Illinois state Rep. Lou Lang, D-Skokie, has proposed legislation to try to address the state’s pension crisis by permanently locking in the “temporary” 2011 67% income tax increase, raising employee contributions and stretching out state pension payments.
“We have close to a $100 billion unfunded liability in our pension system,” Lang said. “This unfunded liability is affecting our ability to do our budget, affecting our ability to fund services, affecting our bond rating, it’s affecting our credit rating. It’s hurting the state of Illinois and the people that live in the state of Illinois in severe ways.”
State Rep. Charlie Meier, R-Okawville, said he is not in favor of making the tax increase permanent to fund pensions.
“I am not going to support a tax increase,” he said. “They want to keep giving money away, but they aren’t doing anything to fix the budget deficit.”
Lang proposed using the tax extension to pay for the pension program. Any excess money brought in would be given back to taxpayers in the form of a rebate, he said.
“We will give back to you what we don’t need over and above the pension payment from that two percent,” he said.
But Meier is skeptical.
“It’s like giving a kindergarten kid a dollar at a candy store,” he said. “You won’t have a penny left when they are done.”
Lang’s legislation also included a provision that would shift pension costs to local employers – such as school districts, colleges and universities, – to cover employee pensions. The shift would be 0.5 percent per year over 17 years.
Meier, however, is worried that the cost increase would be burdensome to smaller communities.
“These communities can’t afford that cost increase,” he said. “I don’t know where the money will come from.”
Lang said the cost of pensions for these local employees should not be the responsibility of the state of Illinois.
“I understand the pain that this will cause some school districts and some universities, but the fact remains that Springfield – the General Assembly – should not be responsible for these costs and so to soften that blow we are doing it at one half of one percent per year,” Lang said at the news conference.
State Sen.
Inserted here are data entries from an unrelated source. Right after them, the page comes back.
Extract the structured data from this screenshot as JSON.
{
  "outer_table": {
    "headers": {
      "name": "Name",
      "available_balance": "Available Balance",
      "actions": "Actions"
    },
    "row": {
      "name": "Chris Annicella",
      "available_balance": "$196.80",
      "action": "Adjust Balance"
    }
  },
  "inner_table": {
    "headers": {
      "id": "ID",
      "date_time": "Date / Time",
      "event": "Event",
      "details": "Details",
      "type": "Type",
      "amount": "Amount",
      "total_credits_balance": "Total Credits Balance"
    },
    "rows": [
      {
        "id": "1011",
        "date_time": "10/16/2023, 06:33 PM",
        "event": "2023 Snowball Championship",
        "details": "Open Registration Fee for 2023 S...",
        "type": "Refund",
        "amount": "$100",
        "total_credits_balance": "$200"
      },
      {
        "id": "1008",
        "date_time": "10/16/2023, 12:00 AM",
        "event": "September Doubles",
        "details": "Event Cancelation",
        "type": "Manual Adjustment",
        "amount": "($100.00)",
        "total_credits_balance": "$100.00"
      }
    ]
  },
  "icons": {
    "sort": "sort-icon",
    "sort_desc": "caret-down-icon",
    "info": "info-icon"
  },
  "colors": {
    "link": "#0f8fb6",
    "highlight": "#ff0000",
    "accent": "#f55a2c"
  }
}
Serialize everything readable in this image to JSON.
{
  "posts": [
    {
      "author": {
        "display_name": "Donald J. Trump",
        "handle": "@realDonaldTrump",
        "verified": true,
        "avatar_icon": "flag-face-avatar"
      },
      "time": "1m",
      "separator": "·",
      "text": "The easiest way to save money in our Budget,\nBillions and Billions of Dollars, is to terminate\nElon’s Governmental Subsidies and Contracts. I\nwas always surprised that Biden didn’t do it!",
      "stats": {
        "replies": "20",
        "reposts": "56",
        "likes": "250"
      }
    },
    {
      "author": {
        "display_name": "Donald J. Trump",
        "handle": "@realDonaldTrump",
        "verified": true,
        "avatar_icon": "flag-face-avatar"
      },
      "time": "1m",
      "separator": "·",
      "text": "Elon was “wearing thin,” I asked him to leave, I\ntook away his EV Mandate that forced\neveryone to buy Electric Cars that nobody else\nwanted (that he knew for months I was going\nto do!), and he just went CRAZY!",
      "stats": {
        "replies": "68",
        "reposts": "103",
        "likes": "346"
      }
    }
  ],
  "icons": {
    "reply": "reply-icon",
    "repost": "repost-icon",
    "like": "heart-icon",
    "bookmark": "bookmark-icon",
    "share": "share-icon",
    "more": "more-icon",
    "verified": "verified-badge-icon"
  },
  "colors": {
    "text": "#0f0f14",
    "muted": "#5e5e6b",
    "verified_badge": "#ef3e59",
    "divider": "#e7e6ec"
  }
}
Kyle McCarter, R-Lebanon, said he doesn’t favor the cost shift in this case, but he would under certain circumstances.
“I would propose a cost shift with something coming back to the taxpayer,” he said. “With guaranteed funding at 2010 levels for mandated categoricals like special education and transportation.’
The bill would also restructure the pension system, allowing 50 years to reach 80 percent funding.
A report by the American Academy of Actuaries said that using the 80 percent funding ratio as a basis for whether a pension system is sound is a “myth.”
“Pension plans should have a strategy in place to attain or maintain a funded status of 100 percent or greater over a reasonable period of time,” the authors said in the report.